Mihwar daulah, selain membutuhkan enam persiapan di atas, juga membutuhkan keseimbangan peran antara ikhwan dan akhwat. Karenanya Ust. Cahyadi Takariawan membuat bab tersendiri yang membahas peran akhwat muslimah dalam dakwah. Selain mengemukakan penghargaan Islam kepada perempuan, peran akhwat muslimah di zaman keemasan Islam juga peran akhwat dalam gerakan dakwah modern. Mengakhiri bab terakhir ini, Ust. Cahyadi Takariawan menuliskan pedoman umum keterlibatan akhwat. Pertama, kesadaran dan partisipasi sosial politik. Kedua, fardhu kifayah dalam berperan di bidang sosial politik. Ketiga, peran dalam pendidikan sosial dan politik, utamanya di ranah tanggung jawabnya baik lingkungan keluarga atau pun lainnya.
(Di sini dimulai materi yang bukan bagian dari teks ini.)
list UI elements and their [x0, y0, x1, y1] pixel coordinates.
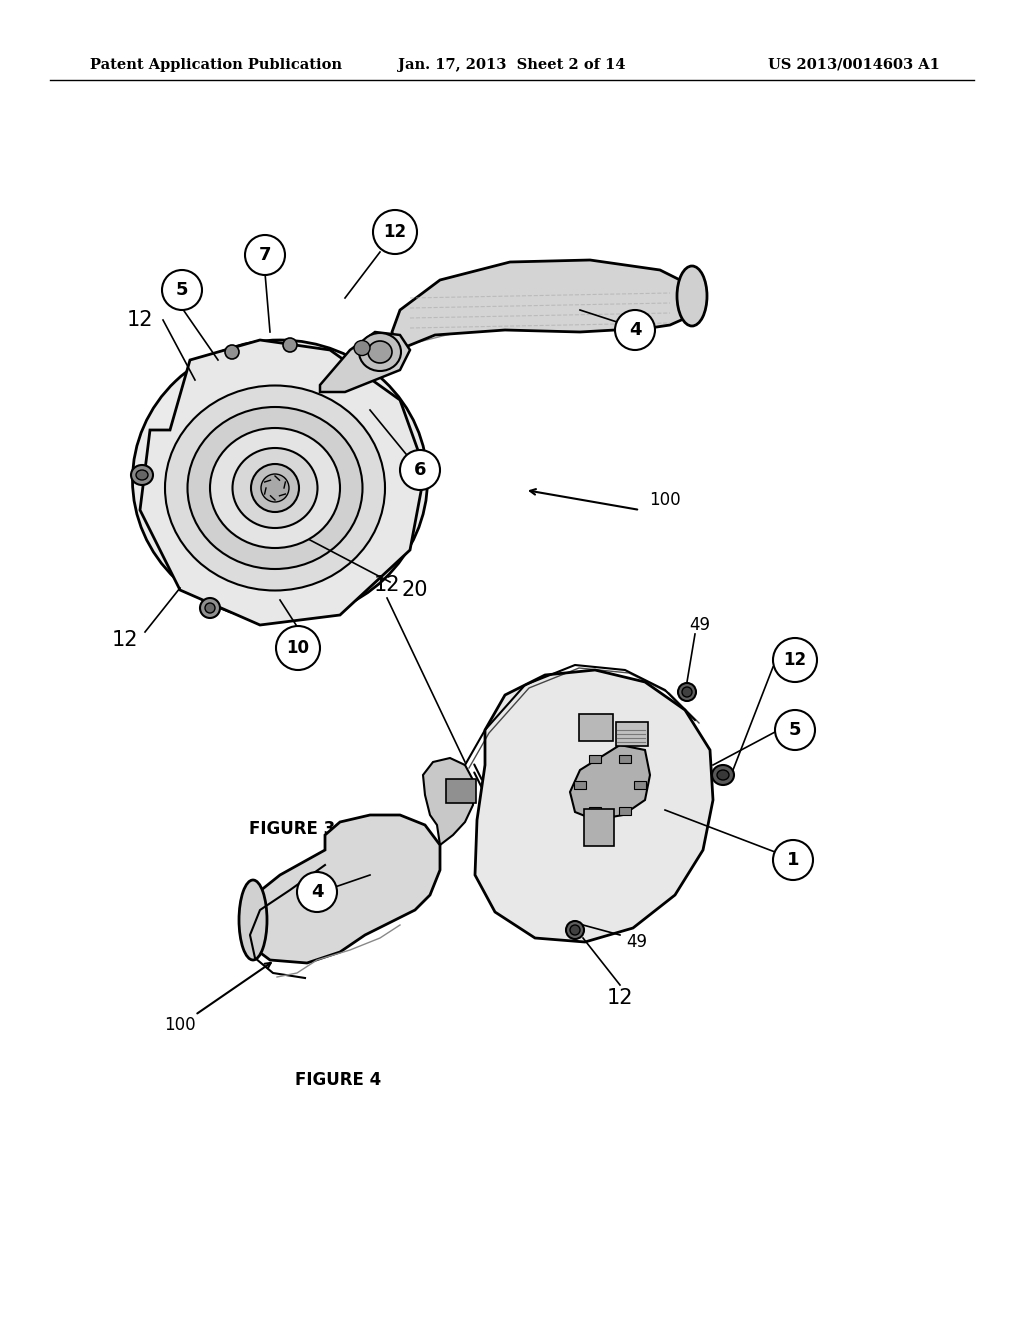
Text: US 2013/0014603 A1: US 2013/0014603 A1 — [768, 58, 940, 73]
Polygon shape — [392, 260, 695, 350]
FancyBboxPatch shape — [579, 714, 613, 741]
Text: 5: 5 — [788, 721, 801, 739]
Text: 12: 12 — [112, 630, 138, 649]
Ellipse shape — [210, 428, 340, 548]
Text: 49: 49 — [689, 616, 711, 634]
Ellipse shape — [570, 925, 580, 935]
Ellipse shape — [712, 766, 734, 785]
Text: 12: 12 — [383, 223, 407, 242]
Text: 12: 12 — [783, 651, 807, 669]
Polygon shape — [589, 755, 601, 763]
Ellipse shape — [239, 880, 267, 960]
Circle shape — [775, 710, 815, 750]
Circle shape — [245, 235, 285, 275]
Ellipse shape — [205, 603, 215, 612]
Ellipse shape — [132, 341, 427, 620]
Text: 12: 12 — [374, 576, 400, 595]
Polygon shape — [319, 333, 410, 392]
Text: 5: 5 — [176, 281, 188, 300]
Ellipse shape — [261, 474, 289, 502]
Text: 4: 4 — [310, 883, 324, 902]
Circle shape — [615, 310, 655, 350]
Text: 12: 12 — [607, 987, 633, 1008]
Polygon shape — [245, 814, 440, 964]
Polygon shape — [423, 758, 473, 845]
Ellipse shape — [354, 341, 370, 355]
Ellipse shape — [136, 470, 148, 480]
Ellipse shape — [251, 465, 299, 512]
Ellipse shape — [232, 447, 317, 528]
Ellipse shape — [165, 385, 385, 590]
Text: 20: 20 — [401, 579, 428, 601]
Ellipse shape — [368, 341, 392, 363]
Ellipse shape — [678, 682, 696, 701]
Text: Jan. 17, 2013  Sheet 2 of 14: Jan. 17, 2013 Sheet 2 of 14 — [398, 58, 626, 73]
Ellipse shape — [717, 770, 729, 780]
Text: 100: 100 — [649, 491, 681, 510]
Text: FIGURE 3: FIGURE 3 — [249, 820, 335, 838]
Ellipse shape — [283, 338, 297, 352]
Polygon shape — [140, 341, 425, 624]
Ellipse shape — [187, 407, 362, 569]
Ellipse shape — [359, 333, 401, 371]
Text: 49: 49 — [627, 933, 647, 950]
Circle shape — [276, 626, 319, 671]
Ellipse shape — [225, 345, 239, 359]
Circle shape — [773, 638, 817, 682]
Text: Patent Application Publication: Patent Application Publication — [90, 58, 342, 73]
Text: FIGURE 4: FIGURE 4 — [295, 1071, 381, 1089]
Ellipse shape — [566, 921, 584, 939]
Polygon shape — [589, 807, 601, 814]
FancyBboxPatch shape — [584, 809, 614, 846]
Text: 12: 12 — [127, 310, 154, 330]
Text: 10: 10 — [287, 639, 309, 657]
Text: 6: 6 — [414, 461, 426, 479]
Polygon shape — [574, 781, 586, 789]
Ellipse shape — [677, 267, 707, 326]
Polygon shape — [570, 744, 650, 820]
Circle shape — [400, 450, 440, 490]
Text: 100: 100 — [164, 1016, 196, 1034]
Text: 1: 1 — [786, 851, 800, 869]
Polygon shape — [618, 807, 631, 814]
Circle shape — [162, 271, 202, 310]
Ellipse shape — [200, 598, 220, 618]
Circle shape — [373, 210, 417, 253]
Circle shape — [297, 873, 337, 912]
Text: 4: 4 — [629, 321, 641, 339]
FancyBboxPatch shape — [616, 722, 648, 746]
FancyBboxPatch shape — [446, 779, 476, 803]
Ellipse shape — [682, 686, 692, 697]
Polygon shape — [618, 755, 631, 763]
Polygon shape — [634, 781, 646, 789]
Text: 7: 7 — [259, 246, 271, 264]
Polygon shape — [475, 671, 713, 942]
Ellipse shape — [131, 465, 153, 484]
Circle shape — [773, 840, 813, 880]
Buku ini memang tidak membahas secara detail bagaimana metode dan langkah praktis persiapan-persiapan menyongsong mihwar daulah, karena ia memang menjadi urusan internal tarbiyah. Artinya, sasaran-sasaran yang dijelaskan dalam persiapan menyongsong mihwar daulah di buku ini akan dicapai dengan aktivitas tarbiyah dengan segala manhaj dan wasaail–nya. Sehingga jika pembaca menginginkan dirinya mampu memenuhi persiapan-persiapan itu tidak ada jalan lain kecuali bergabung dalam tarbiyah dan istiqamah di dalamnya. Satu harapan kita, semoga buku ini –sebagaimana promosinya di majalah tarbawi dan media lain- menjadikan kader lebih cerdas dan siap menyongsong mihwar daulah! Wallaahu a’lam bish shawab. (Muchlisin)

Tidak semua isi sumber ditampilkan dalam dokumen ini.